На четвертый день голодовки в каюту явился Алендорф.
— Покончить с собой, — заявил он нам, — ваше право. Но в последний раз я прошу вас обратиться к рассудку.
Молчание было ему ответом. И мы приготовились к неизбежной смерти. Но вот что случилось следующим утром, когда мы обессиленные лежали на койках. Где-то далеко прозвучала ненавистная сирена, возвещая наступление нового дня. Я недвижимо лежал на койке, как вдруг моего плеча коснулась рука Бакуты. Боцман присел на край койки и, прильнув к моему уху, возбужденно прошептал:
— Сегодня я выйду на работу.
— Но ведь мы решили, — не веря своим ушам, сказал я, — мы должны держаться до конца!
— Как хотите, — упорно повторил боцман, — но я выйду на работу.
Возможно ли! Бакута ослаб! Великан Бакута сдается! Мог ли я предположить, что боцман изменит друзьям? Я взглянул в его лицо и увидел ясные, спокойные глаза. Боцман повторил:
— Я бросаю голодовку и выхожу…
Я отказывался верить. Отодвинувшись от боцмана, я приподнялся, но он, не обратив внимания на это движение, уселся еще ближе ко мне и заговорил…
Глава восьмаяДве ночи
Прижавшись губами к уху Головина, старый моряк говорил сбивчиво и торопливо. Как и всегда, он начал издалека:
— Сколько еще осталось до конца? Пять-шесть дней, и… мы умрем. Но прежде чем наступит смерть, я полагаю, Александр Павлович, мы должны показать себя. Возможно ли, чтобы советские моряки погибали, как черепахи! Нет, коли мы уж решились умереть, то я лично не так просто продам свою жизнь.

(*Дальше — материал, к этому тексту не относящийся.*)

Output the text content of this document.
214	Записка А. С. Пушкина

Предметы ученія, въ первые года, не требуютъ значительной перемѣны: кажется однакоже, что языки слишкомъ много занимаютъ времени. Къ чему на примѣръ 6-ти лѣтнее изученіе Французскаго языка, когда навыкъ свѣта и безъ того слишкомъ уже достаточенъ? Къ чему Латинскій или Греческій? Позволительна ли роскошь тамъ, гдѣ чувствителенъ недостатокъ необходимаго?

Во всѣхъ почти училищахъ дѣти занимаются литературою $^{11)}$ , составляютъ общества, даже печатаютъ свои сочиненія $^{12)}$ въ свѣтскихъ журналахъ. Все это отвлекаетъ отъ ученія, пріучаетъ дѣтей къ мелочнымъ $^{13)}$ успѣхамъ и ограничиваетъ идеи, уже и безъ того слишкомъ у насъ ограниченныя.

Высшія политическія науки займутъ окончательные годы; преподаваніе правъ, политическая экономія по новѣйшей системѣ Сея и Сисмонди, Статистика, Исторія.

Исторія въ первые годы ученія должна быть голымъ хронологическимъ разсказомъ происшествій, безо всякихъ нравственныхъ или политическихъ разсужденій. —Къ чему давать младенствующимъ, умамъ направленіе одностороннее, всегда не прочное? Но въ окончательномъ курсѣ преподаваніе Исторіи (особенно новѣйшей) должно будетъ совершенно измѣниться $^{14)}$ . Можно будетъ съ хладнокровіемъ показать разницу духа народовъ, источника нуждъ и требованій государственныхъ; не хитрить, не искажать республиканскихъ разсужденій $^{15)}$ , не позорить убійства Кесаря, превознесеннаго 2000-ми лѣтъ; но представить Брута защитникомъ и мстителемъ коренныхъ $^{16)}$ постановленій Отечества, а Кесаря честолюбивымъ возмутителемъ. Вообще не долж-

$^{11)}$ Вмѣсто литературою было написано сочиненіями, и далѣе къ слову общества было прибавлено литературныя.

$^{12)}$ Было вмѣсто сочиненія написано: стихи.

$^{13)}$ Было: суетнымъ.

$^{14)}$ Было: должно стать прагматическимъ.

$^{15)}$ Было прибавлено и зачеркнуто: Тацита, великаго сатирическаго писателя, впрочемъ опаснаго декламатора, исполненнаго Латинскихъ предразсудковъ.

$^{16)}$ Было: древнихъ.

— Каковы же ваши намерения? — осторожно осведомился Головин. — Что должны мы, по-вашему, сделать?
— Много, очень много, — заторопился боцман. — Что вы думаете насчет такого плана?.. Выйдет или нет, но шум мы подымем на весь океан. Ночью к нам опять придет этот немец. Я валю его с ног, и, клянусь счастьем, он у меня без единого звука сыграет на палубу. В одну минуту вы одеваете его одежду — рост у вас почти одинаковый — и выходите за дверь. Знак часовому, и как только он подойдет к вам, я подкрадываюсь сзади, сшибаю его с ног и ловлю винтовку. С оружием мы шагаем в корейский кубрик. Та же картина со вторым часовым. Две винтовки у нас в руках. Как вам нравится мой план? — не в силах более сдержаться, едва не закричал боцман, но во-время спохватился и снова понизил голос до шопота: — В кубрике мы подымем корейскую братию и двигаемся занимать весь этот пиратский притон! Каково?
— Не годится… — к величайшей горести боцмана, отвечал Головин. — Можете не сомневаться, у местного командования существуют тысячи мер на все подобные случаи.
— Отставить, — печально согласился боцман, не решаясь противоречить штурману. — Слушайте тогда другой план: с сегодняшнего дня мы соглашаемся приступить к работе. Но… но только для того, чтобы войти к ним в доверие. Я стану работать, как вол. Устройте так, чтобы вас перевели в центральное отделение, туда, где воздухопроводы. В тоннеле я достану динамит. Выждем время, взорвем воздухопроводы, и наступит конец всему их аду!
Моряки еще долго шептались, обдумывая все мелочи этого плана, и когда после сигнала сирены в каюте появился Алендорф, штурман заявил:
— Прикажите накормить нас. Сегодня мы согласны приступить к работе.
Спустя два часа Головин в сопровождении конвоира, медленно передвигая ослабевшие ноги, направлялся в конец длинного коридора, где находился склад кислородных баллонов. Внезапно штурман почувствовал на себе чей-то упорный взгляд. Обернувшись, он в нескольких шагах от себя заметил молодого японца. Японец шел позади, придерживая кортик. Навстречу из-за угла выходил Алендорф.
— О-о-о, — кивнул он Головину. — Поздравляю с окончанием поста.
— Могу поздравить и вас, — с насмешливой учтивостью поклонился штурман. — Я убедился в том, что у вас превосходная охрана.